Many folks put an emphasis on a key area of life that is defining their sense of positivity or joy. Maybe there has been a primary focus in life or maybe much stress or disappointment has been experiences such as poor work relationships, financial hardship, a loss or difficulties building a family. Joy and happiness is sometimes expressed in If/Then thinking – I’ll be happy when ____________ You fill in that blank. The popular responses tend to be within the career or position, financial, relationship or family arenas. This is limited thinking. Positivity, joy and happiness can be experienced in all sorts of area of life even when another aspect is a challenge.
#3 Not understanding loss in regards to the negative Inner Critic.
With change comes loss, one thing stops or slows while something else starts. In my experience in counseling folks, many don’t understand the process of change. They may have gone through it time and time again, just never took the time to break it down since the change itself wasn’t all too troublesome. Some think, “how hard can it be to reduce negative self talk or regain a positive outlook?” and not consider it a change process.
When we think of this as positivity or a negative Inner Critic, the comfort of a negative voice would be a loss. I know that may be strange to think of in that way. However, a long standing relationship has been developed with that Inner Critic. Perhaps, it’s become an old friend that you could expect and count on the response no matter how vicious or toxic the relationship is for you. Not understanding that connection can hinder the transition to positivity.
#4 Allowing past assumptions remain.
Unspoken expectations or past assumptions fuel negative self talk and can sabotage a transition to positivity, joy and happiness. These are the unspoken should’s and need to’s that allow negativity to thrive. We cannot possibly succeed when we really don’t know the expectation from others. We then fill in the blanks with I need to…. or I should… This can also happen when new limitations appear in life. Our past assumption supports that we have always been able to do something, so why not now? When life changes, we sometimes adjust just fine. It’s those unspoken and even sometimes spoken expectations that we create ourselves, are part of society or passed on through generations. Taking a good look at these expectations and assumptions can be telling and it’s helpful to realign based on the positivity mindset.
#5 Lack of preparation for the tough days.

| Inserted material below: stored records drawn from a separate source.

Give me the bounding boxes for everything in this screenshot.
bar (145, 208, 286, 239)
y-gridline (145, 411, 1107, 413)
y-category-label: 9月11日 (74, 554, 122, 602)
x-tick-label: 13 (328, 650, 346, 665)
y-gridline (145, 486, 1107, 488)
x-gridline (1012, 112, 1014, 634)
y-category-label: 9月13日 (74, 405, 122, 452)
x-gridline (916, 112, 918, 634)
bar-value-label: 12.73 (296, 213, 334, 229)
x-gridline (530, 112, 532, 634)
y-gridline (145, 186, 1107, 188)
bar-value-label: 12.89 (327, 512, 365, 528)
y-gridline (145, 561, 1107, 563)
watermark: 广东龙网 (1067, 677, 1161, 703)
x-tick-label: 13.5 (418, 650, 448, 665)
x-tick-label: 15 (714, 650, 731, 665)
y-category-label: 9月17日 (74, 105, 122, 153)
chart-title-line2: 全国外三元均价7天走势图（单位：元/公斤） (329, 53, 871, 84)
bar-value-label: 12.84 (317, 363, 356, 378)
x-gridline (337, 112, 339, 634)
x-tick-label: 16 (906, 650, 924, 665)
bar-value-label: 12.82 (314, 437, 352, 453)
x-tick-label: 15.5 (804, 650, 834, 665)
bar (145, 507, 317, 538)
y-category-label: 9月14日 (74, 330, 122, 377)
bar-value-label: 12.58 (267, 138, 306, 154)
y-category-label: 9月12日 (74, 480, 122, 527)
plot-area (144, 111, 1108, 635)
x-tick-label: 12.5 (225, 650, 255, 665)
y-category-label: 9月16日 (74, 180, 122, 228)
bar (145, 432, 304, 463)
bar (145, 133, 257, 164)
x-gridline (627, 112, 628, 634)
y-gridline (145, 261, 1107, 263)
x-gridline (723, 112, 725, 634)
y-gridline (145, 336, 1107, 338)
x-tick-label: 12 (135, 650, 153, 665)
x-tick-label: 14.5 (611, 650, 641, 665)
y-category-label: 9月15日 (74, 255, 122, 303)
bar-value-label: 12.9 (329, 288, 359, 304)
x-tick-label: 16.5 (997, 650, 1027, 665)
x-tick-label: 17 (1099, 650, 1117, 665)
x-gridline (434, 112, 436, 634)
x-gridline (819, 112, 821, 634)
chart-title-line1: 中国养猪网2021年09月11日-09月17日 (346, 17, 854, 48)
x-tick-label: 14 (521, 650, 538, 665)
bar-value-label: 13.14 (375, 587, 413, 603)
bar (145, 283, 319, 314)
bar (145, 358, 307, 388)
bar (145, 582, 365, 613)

That tricky Inner Critic isn’t always going to leave willingly or you may not let go of it easily. Either way the inner Critic comes around for the tough days. On the hardest of days, we will go back to old habits. They key here is to integrate recognizing what brings forth the Inner Critic, how to stop or not get caught in ruminating thoughts, and how to bounce back. Without a plan, it’s so easy to get stuck in old patterns and become discouraged.
Avoiding the pitfalls
One of my greatest motivators in the work I do is seeing the progression from despair to a place of growth and renewed interest in life. Those that struggle the most are those living with a powerful Inner Critic. If this a change that is wanted in your life, I’ve worked to create a program that can help. There is work to be done on your part. And I’m here to guide, companion, and help you stay on track so you don’t get stuck in one of these pitfalls. Happiness, joy, positivity are too important.